С Серегой я, понятное дело, дружить не бросил, зато с родителями потом два месяца через пень-колода разговаривал. И нисколько не жалею об этом. Сами виноваты. Серега у меня с раннего детства самый что ни есть близкий друг, а они хотели меня Олеси навсегда лишить. Вот отчего у меня настроение упало. Потом родители, естественно, переменили свое отношение к Сереге. Скорее всего, сообразили, что неправильно поступают, да и деваться им все равно некуда было. Но обида у меня на них за Олесю все еще до конца не выветрилась. Я подметил, обида – она такая дрянная болячка, что долго внутри человека держится. Почище гриппа или ангины. Бывает, ты изо всех сил стараешься забыть и не думать о каком-нибудь скверном случае, который с тобою произошел по чьей-нибудь вине, но ведь нет, случится что-нибудь, да и сбередит эту болячку. Как, например, у меня с родителями теперь выходит. По мне лучше было бы, чтобы вместо обид синяки или царапины на теле появлялись. Синяк ведь бесследно исчезает, особенно когда на него внимания не обращаешь, даже крошечного пятнышка не остается, а обида – она может на долгие годы в душе засесть и саднить настырно время от времени, покоя тебе не давать…
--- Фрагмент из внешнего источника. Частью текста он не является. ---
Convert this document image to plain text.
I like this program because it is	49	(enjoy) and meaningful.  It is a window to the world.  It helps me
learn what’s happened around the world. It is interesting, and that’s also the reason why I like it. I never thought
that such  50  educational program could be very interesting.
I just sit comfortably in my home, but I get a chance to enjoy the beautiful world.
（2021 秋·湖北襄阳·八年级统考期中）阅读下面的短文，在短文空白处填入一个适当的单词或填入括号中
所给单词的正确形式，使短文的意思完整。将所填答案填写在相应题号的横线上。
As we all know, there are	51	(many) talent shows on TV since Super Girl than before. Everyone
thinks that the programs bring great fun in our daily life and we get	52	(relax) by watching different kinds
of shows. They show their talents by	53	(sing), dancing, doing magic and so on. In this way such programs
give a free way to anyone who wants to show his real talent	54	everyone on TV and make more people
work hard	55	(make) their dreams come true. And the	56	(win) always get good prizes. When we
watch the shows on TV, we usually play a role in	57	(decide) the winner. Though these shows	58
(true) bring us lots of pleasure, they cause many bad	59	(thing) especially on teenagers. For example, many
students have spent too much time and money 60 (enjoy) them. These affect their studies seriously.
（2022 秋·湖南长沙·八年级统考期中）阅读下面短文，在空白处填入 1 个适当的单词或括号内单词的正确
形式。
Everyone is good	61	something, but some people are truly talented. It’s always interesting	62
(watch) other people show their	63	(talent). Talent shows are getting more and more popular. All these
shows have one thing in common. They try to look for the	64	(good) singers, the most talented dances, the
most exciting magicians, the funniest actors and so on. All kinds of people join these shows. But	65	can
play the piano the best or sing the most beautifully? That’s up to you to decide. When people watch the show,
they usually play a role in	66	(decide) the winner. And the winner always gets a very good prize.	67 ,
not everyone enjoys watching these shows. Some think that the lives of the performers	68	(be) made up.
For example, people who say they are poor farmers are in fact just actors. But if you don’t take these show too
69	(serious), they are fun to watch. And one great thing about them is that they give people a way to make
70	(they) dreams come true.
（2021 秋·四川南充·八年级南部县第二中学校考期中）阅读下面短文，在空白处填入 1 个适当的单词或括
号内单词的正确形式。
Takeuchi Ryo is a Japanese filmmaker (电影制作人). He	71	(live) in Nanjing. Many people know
После того как мама назвала мое имя, модник расцвел в картинной улыбке и провел меня внутрь студии. А мама поспешила назад, у нее ведь занятие должно было начаться.
В фотостудии, конечно, имелось на что посмотреть, врать не стану, занятное местечко. Приборы разные, фонари на треногах, зонтики специальные, чтобы свет отражать. Штучки какие-то особые, навроде сценического реквизита, по углам стояли. А рядом с правой стеной даже часть нарошнечной комнаты была сооружена: на полу лежал толстый овальный ковер, на нем раскорячился низкий стеклянный стол, а вокруг были расставлены шикарный диван и старинные резные стулья. Но меня не комната больше всего заинтересовала. Меня привлекли фотографии, которые висели в стеклянных рамках на противоположной от бутафорской комнаты боковой стене. Модник взялся настраивать свою технику, приготавливаясь к съемке, а я в это время шатался по студии из конца в конец, вот и увидел эти снимки.